I have no issues like that at 1.9 and above versions. Partially correct - I can restart current MQTT service and all still works fine, I can restart windows MQTT service and all works fine, but when I restart machine(Android) with HA and MQTT services then I have this issue.

proddy commented 3 years ago

then I think its an issue with you MQTT broker running on your android box. I'll close this and re-open if others are experiencing issues.

stravinci commented 3 years ago

Hi, sorry for delayed response. Of course I can add reset EMS after reset HA, but this will be workaround in my opinion. I tried to find issue in your code and I think I found it.

With my little knowledge of C++ I tried to develop fix. I attach patch with my work. With this patch boiler data come back after restart my Android machine, in thermostat entities issue still exist, but I don't analyze it because this code is not ready to implement and I think that you can implement it faster than me.

Basically this patch contains reset mqtt_haconfig private property in each device class after disconnect from MQTT.

0001-draft-with-working-boiler-but-not-working-thermostat.zip

proddy commented 3 years ago

if I understand correctly, your proposed solution is to re-publish all the HA topics when the MQTT broker connection is made? So if the broker is restarted, EMS-ESP will get a TCP Disconnected error and re-connect.

The thing is, all these MQTT messages to HA have the 'retained' flag set so this shouldn't be necessary ?

stravinci commented 3 years ago

I'm not sure what exactly do 'retain' flag during/after restart MQTT broker. But here is screen from MQTT explorer before restart broker: image

And after restart broker, not all messages has RETAINED flag, in homeassistant topic no one has that flag - maybe here is an issue? image

proddy commented 3 years ago

it looks ok to me. After the broker restart all the homeassistant/* topics are still there. This is because they are 'retained' messages.

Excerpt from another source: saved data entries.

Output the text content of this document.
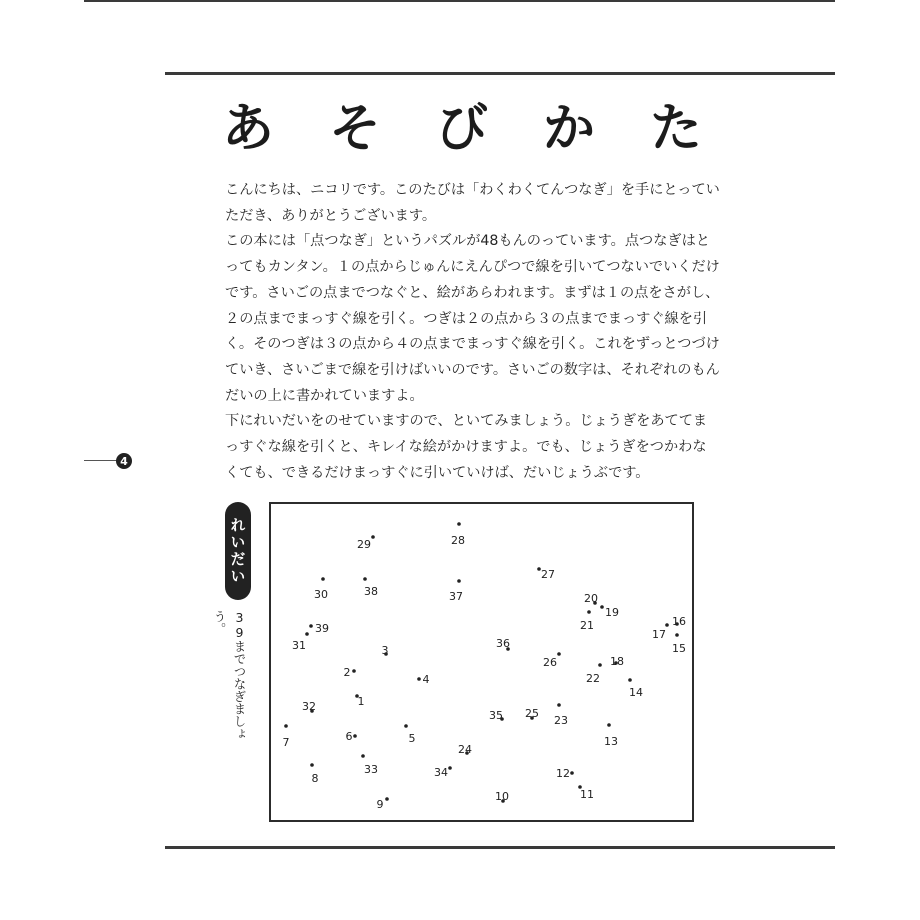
あ そ び か た

こんにちは、ニコリです。このたびは「わくわくてんつなぎ」を手にとっていただき、ありがとうございます。

この本には「点つなぎ」というパズルが48もんのっています。点つなぎはとってもカンタン。１の点からじゅんにえんぴつで線を引いてつないでいくだけです。さいごの点までつなぐと、絵があらわれます。まずは１の点をさがし、２の点までまっすぐ線を引く。つぎは２の点から３の点までまっすぐ線を引く。そのつぎは３の点から４の点までまっすぐ線を引く。これをずっとつづけていき、さいごまで線を引けばいいのです。さいごの数字は、それぞれのもんだいの上に書かれていますよ。

下にれいだいをのせていますので、といてみましょう。じょうぎをあててまっすぐな線を引くと、キレイな絵がかけますよ。でも、じょうぎをつかわなくても、できるだけまっすぐに引いていけば、だいじょうぶです。

4
れいだい
39までつなぎましょう。
1
2
3
4
5
6
7
8
9
10	11
12
13
14
15
16
17
18
19
20
21
22
23
24
25
26
27
28
29
30
31
32
33	34
35
36
37
38
39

I'm not sure what is not working?

stravinci commented 3 years ago

There shouldn't exist topics under homeassistant?

stravinci commented 3 years ago

Hi, at version v2.1.1b1 after restart EMS ESP device entities does not come back. After execute command "publish ha" EMS has restart...

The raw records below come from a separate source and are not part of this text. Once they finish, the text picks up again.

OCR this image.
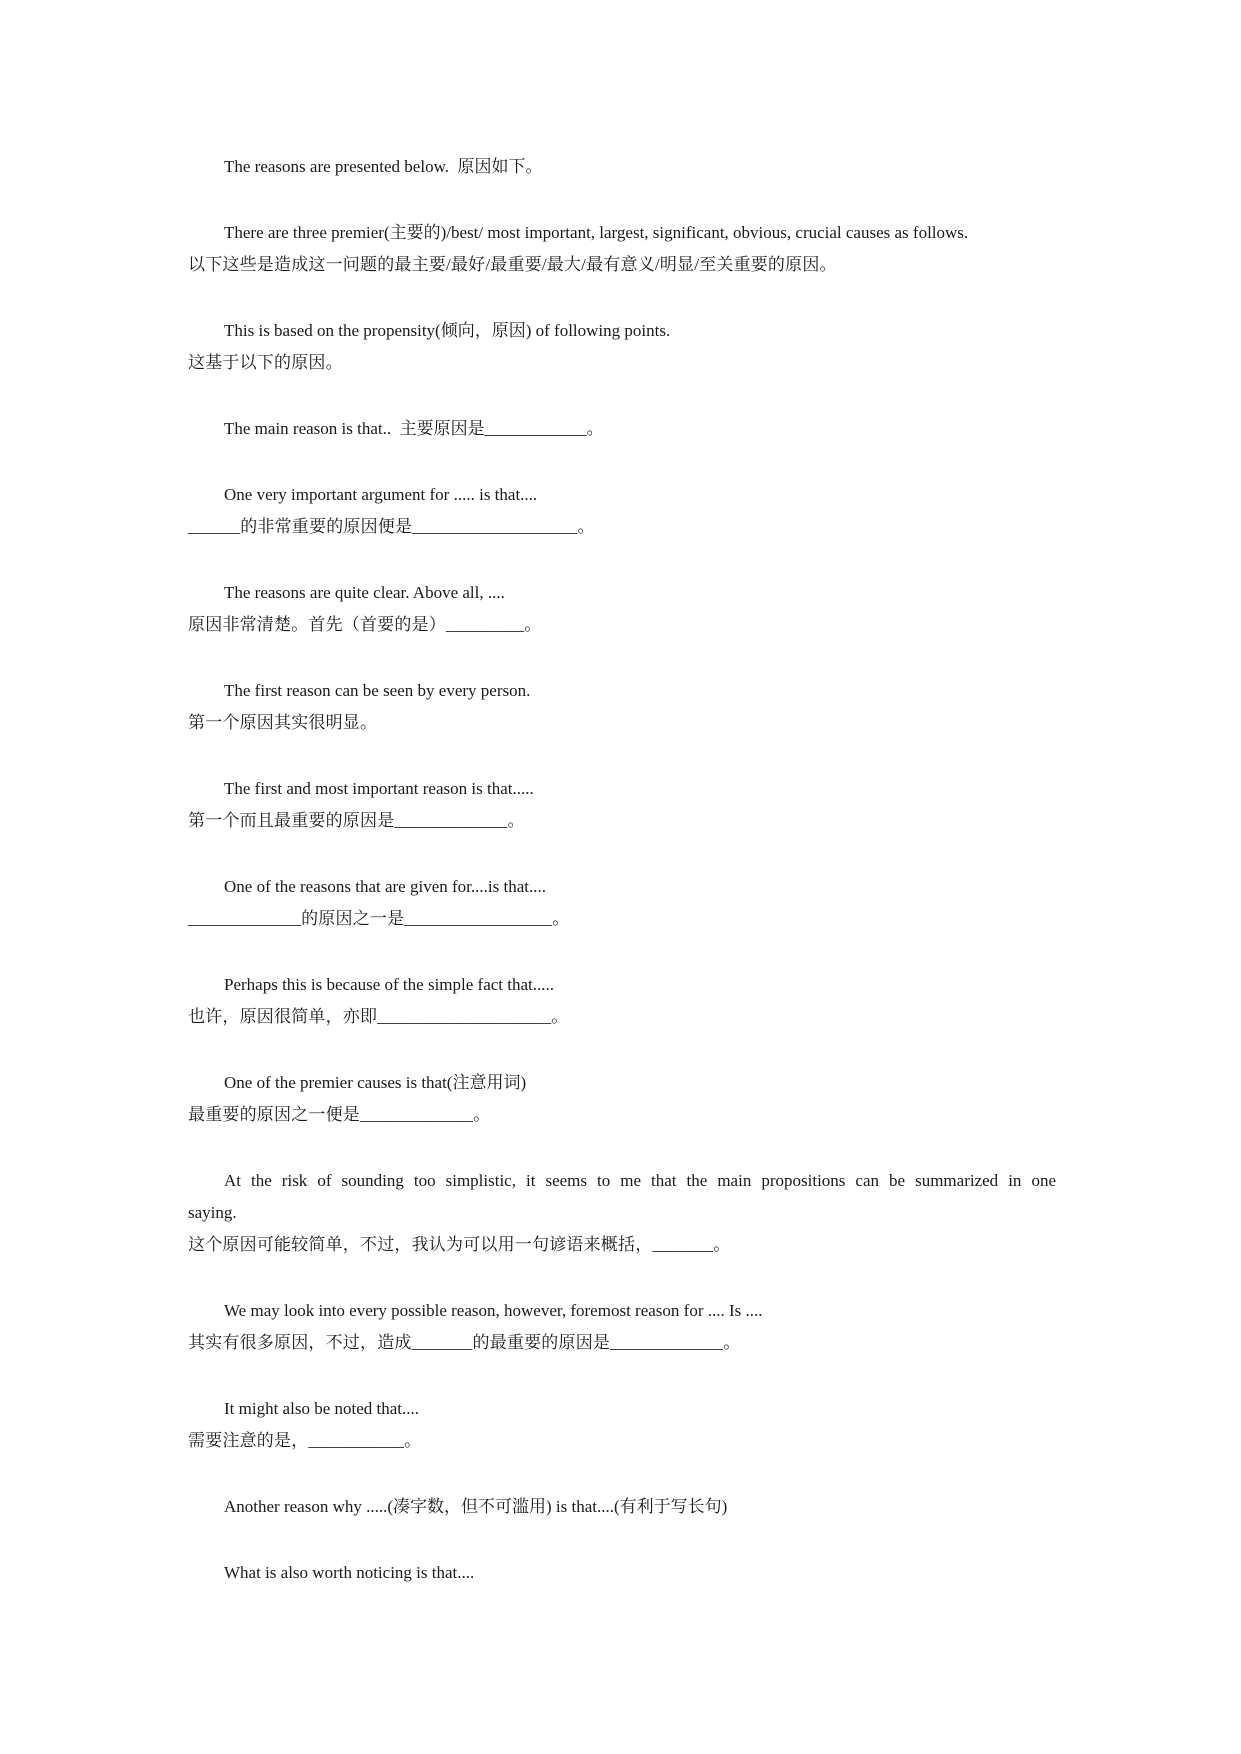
The reasons are presented below.  原因如下。

There are three premier(主要的)/best/ most important, largest, significant, obvious, crucial causes as follows.

以下这些是造成这一问题的最主要/最好/最重要/最大/最有意义/明显/至关重要的原因。

This is based on the propensity(倾向，原因) of following points.

这基于以下的原因。

The main reason is that..  主要原因是____________。

One very important argument for ..... is that....

______的非常重要的原因便是___________________。

The reasons are quite clear. Above all, ....

原因非常清楚。首先（首要的是）_________。

The first reason can be seen by every person.

第一个原因其实很明显。

The first and most important reason is that.....

第一个而且最重要的原因是_____________。

One of the reasons that are given for....is that....

_____________的原因之一是_________________。

Perhaps this is because of the simple fact that.....

也许，原因很简单，亦即____________________。

One of the premier causes is that(注意用词)

最重要的原因之一便是_____________。

At the risk of sounding too simplistic, it seems to me that the main propositions can be summarized in one

saying.

这个原因可能较简单，不过，我认为可以用一句谚语来概括，_______。

We may look into every possible reason, however, foremost reason for .... Is ....

其实有很多原因，不过，造成_______的最重要的原因是_____________。

It might also be noted that....

需要注意的是，___________。

Another reason why .....(凑字数，但不可滥用) is that....(有利于写长句)

What is also worth noticing is that....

proddy commented 3 years ago

ok, we need to figure out what is going on again. The publish ha indeed breaks and causes a restart. I'll fix that

stravinci commented 3 years ago

I got error after update tov2.1.1b1: image

proddy commented 3 years ago

I'll look into. lots of things not working as well as I want with the HA integration.

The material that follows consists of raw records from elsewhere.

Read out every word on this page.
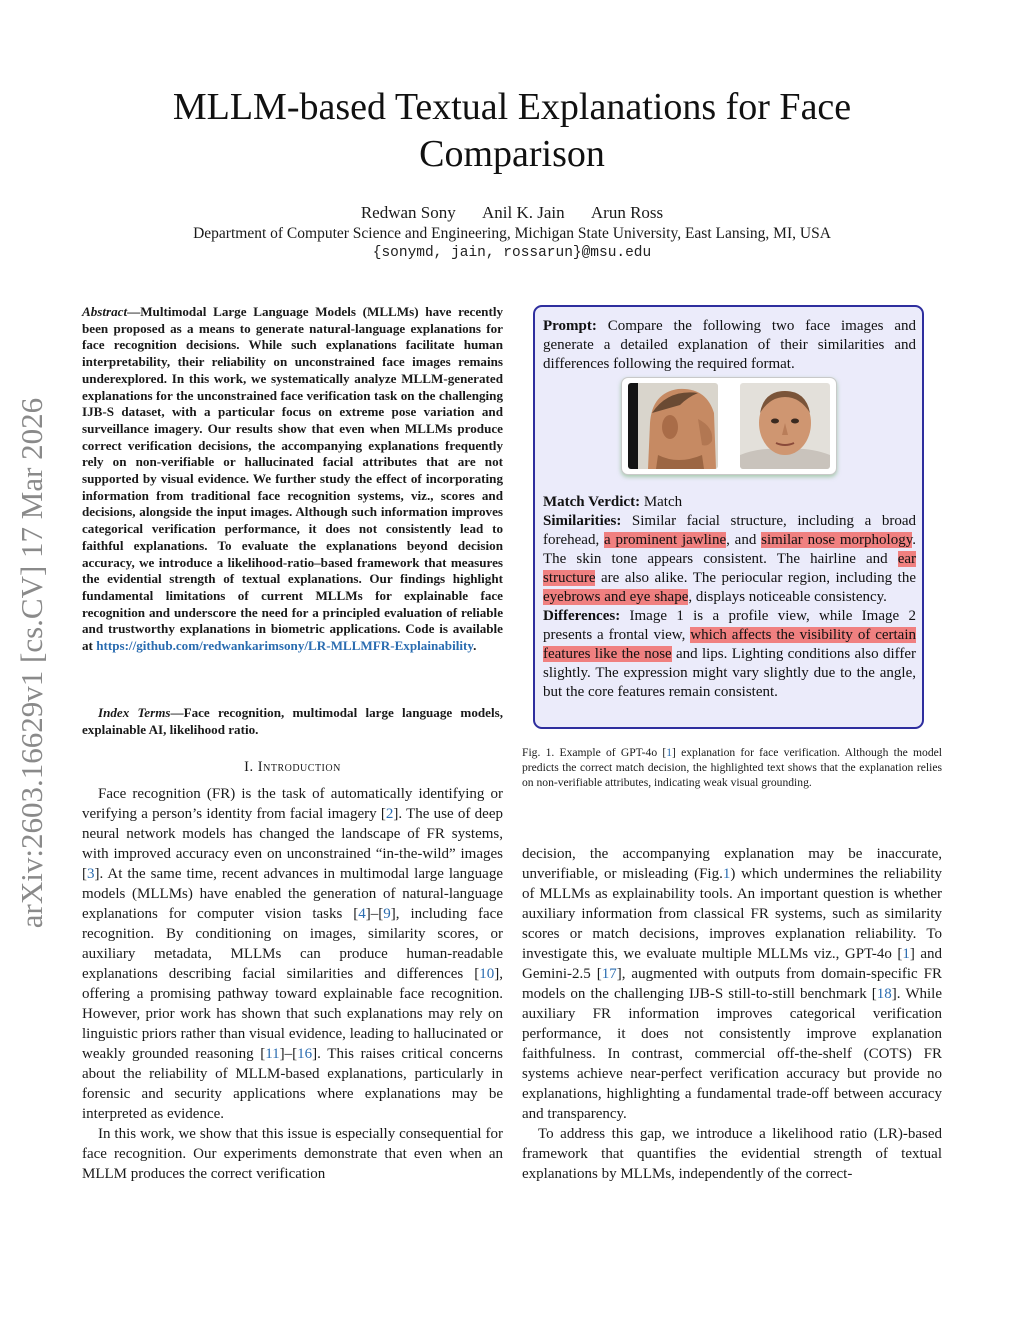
MLLM-based Textual Explanations for Face Comparison
Redwan Sony Anil K. Jain Arun Ross
Department of Computer Science and Engineering, Michigan State University, East Lansing, MI, USA
{sonymd, jain, rossarun}@msu.edu
arXiv:2603.16629v1 [cs.CV] 17 Mar 2026
Abstract—Multimodal Large Language Models (MLLMs) have recently been proposed as a means to generate natural-language explanations for face recognition decisions. While such explanations facilitate human interpretability, their reliability on unconstrained face images remains underexplored. In this work, we systematically analyze MLLM-generated explanations for the unconstrained face verification task on the challenging IJB-S dataset, with a particular focus on extreme pose variation and surveillance imagery. Our results show that even when MLLMs produce correct verification decisions, the accompanying explanations frequently rely on non-verifiable or hallucinated facial attributes that are not supported by visual evidence. We further study the effect of incorporating information from traditional face recognition systems, viz., scores and decisions, alongside the input images. Although such information improves categorical verification performance, it does not consistently lead to faithful explanations. To evaluate the explanations beyond decision accuracy, we introduce a likelihood-ratio–based framework that measures the evidential strength of textual explanations. Our findings highlight fundamental limitations of current MLLMs for explainable face recognition and underscore the need for a principled evaluation of reliable and trustworthy explanations in biometric applications. Code is available at https://github.com/redwankarimsony/LR-MLLMFR-Explainability.
Index Terms—Face recognition, multimodal large language models, explainable AI, likelihood ratio.
I. Introduction

Face recognition (FR) is the task of automatically identifying or verifying a person’s identity from facial imagery [2]. The use of deep neural network models has changed the landscape of FR systems, with improved accuracy even on unconstrained “in-the-wild” images [3]. At the same time, recent advances in multimodal large language models (MLLMs) have enabled the generation of natural-language explanations for computer vision tasks [4]–[9], including face recognition. By conditioning on images, similarity scores, or auxiliary metadata, MLLMs can produce human-readable explanations describing facial similarities and differences [10], offering a promising pathway toward explainable face recognition. However, prior work has shown that such explanations may rely on linguistic priors rather than visual evidence, leading to hallucinated or weakly grounded reasoning [11]–[16]. This raises critical concerns about the reliability of MLLM-based explanations, particularly in forensic and security applications where explanations may be interpreted as evidence.

In this work, we show that this issue is especially consequential for face recognition. Our experiments demonstrate that even when an MLLM produces the correct verification

Prompt: Compare the following two face images and generate a detailed explanation of their similarities and differences following the required format.
Match Verdict: Match
Similarities: Similar facial structure, including a broad forehead, a prominent jawline, and similar nose morphology. The skin tone appears consistent. The hairline and ear structure are also alike. The periocular region, including the eyebrows and eye shape, displays noticeable consistency.
Differences: Image 1 is a profile view, while Image 2 presents a frontal view, which affects the visibility of certain features like the nose and lips. Lighting conditions also differ slightly. The expression might vary slightly due to the angle, but the core features remain consistent.
Fig. 1. Example of GPT-4o [1] explanation for face verification. Although the model predicts the correct match decision, the highlighted text shows that the explanation relies on non-verifiable attributes, indicating weak visual grounding.

decision, the accompanying explanation may be inaccurate, unverifiable, or misleading (Fig.1) which undermines the reliability of MLLMs as explainability tools. An important question is whether auxiliary information from classical FR systems, such as similarity scores or match decisions, improves explanation reliability. To investigate this, we evaluate multiple MLLMs viz., GPT-4o [1] and Gemini-2.5 [17], augmented with outputs from domain-specific FR models on the challenging IJB-S still-to-still benchmark [18]. While auxiliary FR information improves categorical verification performance, it does not consistently improve explanation faithfulness. In contrast, commercial off-the-shelf (COTS) FR systems achieve near-perfect verification accuracy but provide no explanations, highlighting a fundamental trade-off between accuracy and transparency.

To address this gap, we introduce a likelihood ratio (LR)-based framework that quantifies the evidential strength of textual explanations by MLLMs, independently of the correct-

proddy commented 3 years ago

Michael made some improvements to loading the HA MQTT messages which should address this issue. It's in the latest dev build 2.1.1b2

stravinci commented 3 years ago

Yes, errors not come back, thanks! Issue with reboot HA+MQTT platform still exist.

proddy commented 3 years ago

I'm closing this. I can't reproduce or understand what is happening on your system. From the screenshots everything looks fine. It may be an MQTT or HA config problem. If others experience similar problems we'll reopen and take a closer look.